The lateral femoral cutaneous nerve arises from the 2nd and 3rd lumbar nerves. It is formed in the psoas muscle1 and emerges from its lateral border to cross the iliacus muscle and exit the pelvis.
Shortly after it leaves the abdomen, the nerve divides into an anterior and a posterior branch. The anterior branch supplies the skin of the anterior and lateral parts of the thigh to the knee. The posterior branch supplies the skin on the lateral surface of the thigh, from the greater trochanter down the lateral thigh. The lateral femoral cutaneous nerve is strictly sensory, giving no motor supply.
As the nerve reaches a point just medial to the anterior-superior iliac spine where it enters the thigh, it changes its course from nearly horizontal to vertical. This angulation is increased by extension and lessened by flexion of the thigh. In addition to this major point of possible entrapment, other locations may be where the nerve emerges from the psoas muscle,4 the passage underneath the fascia lata, and the area where the nerve leaves the fascia.2
After the lateral femoral cutaneous nerve exits the pelvis at the opening of the inguinal ligament, it is held down as it pierces the fascia lata; thus, movement between the thigh and pelvis can stretch the nerve and increase entrapment at the opening of the inguinal ligament.5
Entrapment is prone to occur in obesity, with a lax abdominal wall, and in pregnancy.2, 6 Diabetics have an increased susceptibility to compression neuropathy, which is especially apparent in this nerve.7
Symptoms of Nerve Entrapment
Nerve entrapment causes pain called meralgia paresthetica (Barnhardt-Roth syndrome) in the anterolateral thigh.6,8 ( Interestingly, Sigmund Freud reported in 1895 that he and one of his sons suffered from the condition.)9 The condition affects men more than women due to possible occupational considerations, and can also be bilateral in some 25 percent of cases.10 It most commonly develops from the nerve's fascial attachment in the thigh pulling the nerve tightly against the opening at the lateral end of the inguinal ligament,2 which usually relates to thigh obesity and/or a lateral shift in trunk posture.4 Generally, meralgia paresthetica develops without prior trauma.

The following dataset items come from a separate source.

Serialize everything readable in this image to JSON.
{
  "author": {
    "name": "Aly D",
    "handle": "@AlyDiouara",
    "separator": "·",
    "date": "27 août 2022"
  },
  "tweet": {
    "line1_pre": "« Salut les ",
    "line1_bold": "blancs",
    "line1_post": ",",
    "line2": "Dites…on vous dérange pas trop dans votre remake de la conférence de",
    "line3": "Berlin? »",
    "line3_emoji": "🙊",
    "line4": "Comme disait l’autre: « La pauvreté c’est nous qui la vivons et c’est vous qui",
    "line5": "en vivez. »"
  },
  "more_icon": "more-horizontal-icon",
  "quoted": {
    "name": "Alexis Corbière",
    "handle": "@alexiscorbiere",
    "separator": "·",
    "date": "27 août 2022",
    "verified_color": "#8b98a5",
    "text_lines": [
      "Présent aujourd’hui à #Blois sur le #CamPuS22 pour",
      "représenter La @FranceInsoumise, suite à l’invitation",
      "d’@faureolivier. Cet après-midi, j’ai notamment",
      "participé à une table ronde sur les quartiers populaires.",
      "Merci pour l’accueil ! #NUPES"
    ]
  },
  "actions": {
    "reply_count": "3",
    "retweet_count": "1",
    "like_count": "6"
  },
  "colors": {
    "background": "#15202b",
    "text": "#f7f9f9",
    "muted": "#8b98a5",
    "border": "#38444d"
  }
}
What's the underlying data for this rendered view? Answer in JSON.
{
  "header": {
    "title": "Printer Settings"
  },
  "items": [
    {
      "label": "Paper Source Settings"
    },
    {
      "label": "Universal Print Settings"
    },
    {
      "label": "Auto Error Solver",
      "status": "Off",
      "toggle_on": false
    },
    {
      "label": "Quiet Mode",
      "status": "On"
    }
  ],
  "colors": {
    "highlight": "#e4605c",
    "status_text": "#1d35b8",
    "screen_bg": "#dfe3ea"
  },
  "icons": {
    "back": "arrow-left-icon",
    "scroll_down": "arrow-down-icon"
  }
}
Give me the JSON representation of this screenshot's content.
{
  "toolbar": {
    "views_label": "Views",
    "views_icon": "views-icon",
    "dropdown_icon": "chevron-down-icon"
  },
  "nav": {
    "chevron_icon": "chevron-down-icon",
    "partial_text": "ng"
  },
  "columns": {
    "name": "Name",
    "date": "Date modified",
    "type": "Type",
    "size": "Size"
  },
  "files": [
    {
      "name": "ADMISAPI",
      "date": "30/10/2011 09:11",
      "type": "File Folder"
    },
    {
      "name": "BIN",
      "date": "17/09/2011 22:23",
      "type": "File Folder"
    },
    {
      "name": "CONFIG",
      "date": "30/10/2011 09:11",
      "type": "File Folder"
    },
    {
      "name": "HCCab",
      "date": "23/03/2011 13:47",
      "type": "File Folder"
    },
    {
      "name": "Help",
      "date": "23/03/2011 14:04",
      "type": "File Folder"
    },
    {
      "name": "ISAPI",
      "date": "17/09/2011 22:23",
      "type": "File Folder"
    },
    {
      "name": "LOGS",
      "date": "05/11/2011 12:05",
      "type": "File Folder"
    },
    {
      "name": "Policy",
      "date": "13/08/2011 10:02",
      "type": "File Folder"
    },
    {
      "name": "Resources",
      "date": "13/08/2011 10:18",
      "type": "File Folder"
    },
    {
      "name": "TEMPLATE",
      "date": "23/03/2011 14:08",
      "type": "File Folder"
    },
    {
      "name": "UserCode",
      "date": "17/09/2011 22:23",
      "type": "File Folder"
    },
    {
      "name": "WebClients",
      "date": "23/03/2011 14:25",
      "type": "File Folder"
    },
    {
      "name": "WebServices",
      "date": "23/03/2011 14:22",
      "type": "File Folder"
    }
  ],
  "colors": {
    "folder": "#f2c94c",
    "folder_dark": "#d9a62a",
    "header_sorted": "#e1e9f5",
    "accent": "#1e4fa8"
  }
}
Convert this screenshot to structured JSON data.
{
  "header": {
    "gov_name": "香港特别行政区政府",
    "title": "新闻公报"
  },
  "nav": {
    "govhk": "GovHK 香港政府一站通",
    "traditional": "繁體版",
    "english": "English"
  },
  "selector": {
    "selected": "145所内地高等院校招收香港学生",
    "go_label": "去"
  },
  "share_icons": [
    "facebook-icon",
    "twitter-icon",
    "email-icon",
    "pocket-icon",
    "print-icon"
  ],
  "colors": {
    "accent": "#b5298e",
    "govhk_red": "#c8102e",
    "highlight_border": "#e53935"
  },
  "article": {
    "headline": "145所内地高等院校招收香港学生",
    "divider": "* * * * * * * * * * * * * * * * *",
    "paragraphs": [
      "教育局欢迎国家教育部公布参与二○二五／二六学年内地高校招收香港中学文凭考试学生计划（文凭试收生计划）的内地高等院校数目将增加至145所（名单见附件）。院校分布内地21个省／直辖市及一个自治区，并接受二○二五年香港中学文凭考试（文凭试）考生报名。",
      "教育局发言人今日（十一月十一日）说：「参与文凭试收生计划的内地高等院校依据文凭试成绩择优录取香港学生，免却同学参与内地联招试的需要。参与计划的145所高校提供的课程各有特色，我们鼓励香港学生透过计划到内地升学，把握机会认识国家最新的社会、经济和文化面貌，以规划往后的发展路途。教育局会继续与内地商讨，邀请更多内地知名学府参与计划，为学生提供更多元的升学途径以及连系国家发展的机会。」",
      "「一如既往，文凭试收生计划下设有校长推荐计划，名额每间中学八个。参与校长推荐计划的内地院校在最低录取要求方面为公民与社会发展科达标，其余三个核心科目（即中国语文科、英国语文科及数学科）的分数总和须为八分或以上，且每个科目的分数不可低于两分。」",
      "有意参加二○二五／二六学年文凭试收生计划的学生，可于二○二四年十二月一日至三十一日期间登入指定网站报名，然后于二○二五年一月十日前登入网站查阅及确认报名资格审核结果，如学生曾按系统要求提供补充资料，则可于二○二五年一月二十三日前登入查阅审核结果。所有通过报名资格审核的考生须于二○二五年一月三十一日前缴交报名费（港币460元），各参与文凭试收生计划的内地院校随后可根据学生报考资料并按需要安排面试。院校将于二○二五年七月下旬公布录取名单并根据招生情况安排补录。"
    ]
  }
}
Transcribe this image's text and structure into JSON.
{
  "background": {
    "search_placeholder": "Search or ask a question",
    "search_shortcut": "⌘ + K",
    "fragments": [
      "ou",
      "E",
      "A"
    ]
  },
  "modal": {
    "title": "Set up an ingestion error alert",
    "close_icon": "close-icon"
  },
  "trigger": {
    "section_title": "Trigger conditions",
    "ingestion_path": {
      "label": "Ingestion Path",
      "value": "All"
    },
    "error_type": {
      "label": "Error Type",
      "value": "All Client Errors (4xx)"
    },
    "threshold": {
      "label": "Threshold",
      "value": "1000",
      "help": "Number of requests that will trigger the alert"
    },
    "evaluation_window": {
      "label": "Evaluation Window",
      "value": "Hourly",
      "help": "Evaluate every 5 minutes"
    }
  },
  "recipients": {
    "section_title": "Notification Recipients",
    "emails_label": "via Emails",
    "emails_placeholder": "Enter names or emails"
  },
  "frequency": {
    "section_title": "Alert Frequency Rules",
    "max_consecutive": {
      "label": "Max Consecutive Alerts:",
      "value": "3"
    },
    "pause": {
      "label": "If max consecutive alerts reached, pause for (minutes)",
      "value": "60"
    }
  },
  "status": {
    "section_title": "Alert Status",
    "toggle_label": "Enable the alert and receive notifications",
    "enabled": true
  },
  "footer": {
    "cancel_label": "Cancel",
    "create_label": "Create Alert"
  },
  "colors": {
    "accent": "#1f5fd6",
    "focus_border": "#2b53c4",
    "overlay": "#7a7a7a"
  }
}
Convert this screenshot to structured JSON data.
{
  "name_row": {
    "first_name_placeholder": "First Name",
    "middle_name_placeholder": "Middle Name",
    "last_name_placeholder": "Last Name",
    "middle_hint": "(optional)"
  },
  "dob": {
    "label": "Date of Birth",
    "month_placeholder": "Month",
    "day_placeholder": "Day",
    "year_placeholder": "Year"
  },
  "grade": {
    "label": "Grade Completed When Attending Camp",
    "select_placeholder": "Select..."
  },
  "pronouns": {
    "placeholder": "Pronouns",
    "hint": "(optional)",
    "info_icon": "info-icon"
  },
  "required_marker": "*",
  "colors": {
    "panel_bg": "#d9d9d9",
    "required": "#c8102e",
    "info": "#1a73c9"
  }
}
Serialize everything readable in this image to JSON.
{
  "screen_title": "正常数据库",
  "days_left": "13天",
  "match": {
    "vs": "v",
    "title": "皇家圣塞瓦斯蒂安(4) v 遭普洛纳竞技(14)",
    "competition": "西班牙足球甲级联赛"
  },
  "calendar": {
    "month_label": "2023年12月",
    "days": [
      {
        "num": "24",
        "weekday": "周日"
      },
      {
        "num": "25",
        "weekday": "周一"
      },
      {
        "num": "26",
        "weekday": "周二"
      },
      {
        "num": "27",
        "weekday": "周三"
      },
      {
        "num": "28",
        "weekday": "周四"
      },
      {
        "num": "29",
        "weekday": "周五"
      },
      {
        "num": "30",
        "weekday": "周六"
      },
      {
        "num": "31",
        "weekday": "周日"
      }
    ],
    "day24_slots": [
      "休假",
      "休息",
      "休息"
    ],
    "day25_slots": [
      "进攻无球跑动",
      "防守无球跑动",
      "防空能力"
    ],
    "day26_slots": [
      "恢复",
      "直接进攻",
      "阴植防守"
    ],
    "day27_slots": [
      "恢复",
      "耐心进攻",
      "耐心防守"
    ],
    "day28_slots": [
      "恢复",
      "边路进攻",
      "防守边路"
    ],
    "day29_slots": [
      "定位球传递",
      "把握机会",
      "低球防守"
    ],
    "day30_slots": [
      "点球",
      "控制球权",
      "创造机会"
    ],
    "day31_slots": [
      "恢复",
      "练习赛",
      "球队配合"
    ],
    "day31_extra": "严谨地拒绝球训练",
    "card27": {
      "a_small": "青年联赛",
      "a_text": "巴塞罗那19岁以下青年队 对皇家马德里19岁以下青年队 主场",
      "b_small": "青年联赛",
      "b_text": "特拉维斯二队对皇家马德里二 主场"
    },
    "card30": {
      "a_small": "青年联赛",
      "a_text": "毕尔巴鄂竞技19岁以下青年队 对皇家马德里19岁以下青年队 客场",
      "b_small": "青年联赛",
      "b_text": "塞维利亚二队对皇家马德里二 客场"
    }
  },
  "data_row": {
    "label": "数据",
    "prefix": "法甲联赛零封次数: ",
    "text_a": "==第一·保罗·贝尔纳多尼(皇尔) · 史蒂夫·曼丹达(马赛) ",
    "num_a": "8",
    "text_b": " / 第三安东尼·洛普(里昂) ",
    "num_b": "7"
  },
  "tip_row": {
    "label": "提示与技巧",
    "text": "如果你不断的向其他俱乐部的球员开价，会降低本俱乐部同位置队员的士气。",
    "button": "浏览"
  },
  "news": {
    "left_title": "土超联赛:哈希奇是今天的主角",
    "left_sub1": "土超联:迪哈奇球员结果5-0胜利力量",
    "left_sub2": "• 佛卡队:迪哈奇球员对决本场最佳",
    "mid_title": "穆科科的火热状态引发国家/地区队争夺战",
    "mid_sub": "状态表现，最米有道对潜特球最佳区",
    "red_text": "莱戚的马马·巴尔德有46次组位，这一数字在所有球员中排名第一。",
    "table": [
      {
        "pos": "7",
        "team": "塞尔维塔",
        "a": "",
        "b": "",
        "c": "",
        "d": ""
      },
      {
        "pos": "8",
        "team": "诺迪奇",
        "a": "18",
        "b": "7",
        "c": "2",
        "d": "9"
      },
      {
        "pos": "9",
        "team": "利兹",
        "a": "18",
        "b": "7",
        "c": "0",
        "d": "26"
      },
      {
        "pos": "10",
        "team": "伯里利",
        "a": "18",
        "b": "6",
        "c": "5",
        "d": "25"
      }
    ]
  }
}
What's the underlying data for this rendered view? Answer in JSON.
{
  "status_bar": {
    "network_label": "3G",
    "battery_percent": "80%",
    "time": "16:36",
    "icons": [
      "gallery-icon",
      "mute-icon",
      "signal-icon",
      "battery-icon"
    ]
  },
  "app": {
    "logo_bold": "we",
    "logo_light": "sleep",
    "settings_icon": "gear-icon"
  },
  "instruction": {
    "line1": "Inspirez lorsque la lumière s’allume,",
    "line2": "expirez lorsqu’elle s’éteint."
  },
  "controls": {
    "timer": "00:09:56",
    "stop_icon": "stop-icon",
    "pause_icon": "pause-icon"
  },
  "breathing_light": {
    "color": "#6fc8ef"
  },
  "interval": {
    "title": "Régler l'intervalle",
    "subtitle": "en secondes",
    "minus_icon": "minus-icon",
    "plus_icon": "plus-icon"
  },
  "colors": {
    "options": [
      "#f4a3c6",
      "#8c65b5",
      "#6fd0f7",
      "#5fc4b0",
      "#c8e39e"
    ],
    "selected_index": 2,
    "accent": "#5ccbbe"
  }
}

Other symptoms consist of increased 2 or decreased sensitivity. 6 Rubbing of clothing and other cutaneous stimuli causes a characteristic burning pain on the outer side of the thigh. Pelvic and hip motion, such as walking and running, aggravates the pain. In general, those with meralgia paresthetica have poor posture; consequently, the postural muscles are overactive and fatigued with prolonged standing, which also aggravates pain.
The postural deficiency most common with meralgia paresthetica is lumbar hyperlordosis and a protuberant abdomen.4,11 Manual muscle testing examination usually finds weak abdominal and gluteus maximus muscles failing to provide support to prevent anterior rotation of the pelvis, with subsequent hyperlumbar lordosis.11 Aggravating the condition will probably be hypertonic lumbar extensor muscles and shortening of the iliopsoas. Sitting and recumbent positions relieve the pain; however, sitting with one leg crossed over the other – especially the ankle on the knee – can exacerbate the pain.
Postural shifts by a short leg, whether physiological or anatomical, may be a factor in the condition. Other factors include the muscle fibers from the internal oblique and transverses abdominus muscles originating from the inguinal ligament, or the external oblique muscle inserting into it.3 Additional causes have been reported, including body-building,12 falling asleep in Siddha yoga position,13 seat-belt14 and pocket-watch trauma,15 and misplaced injections.16
Presentation and Diagnosis
Meralgia paresthetica presents more often to chiropractors than is generally recognized.17 In 215 consecutive examinations of patients in a chiropractic office, 12 cases of meralgia paresthetica were diagnosed. The method of diagnosis was "standard orthopedic and neurologic testing procedures that evaluate the lateral femoral cutaneous nerve territory for superficial tactile sensation, superficial pain, sensitivity to vibration, sensitivity to temperature, and temperature gradient studies."18
Patients had been aware of their condition from two days to 12 years. Five of the 12 had received treatment by the medical profession, with an unsatisfactory diagnosis or results.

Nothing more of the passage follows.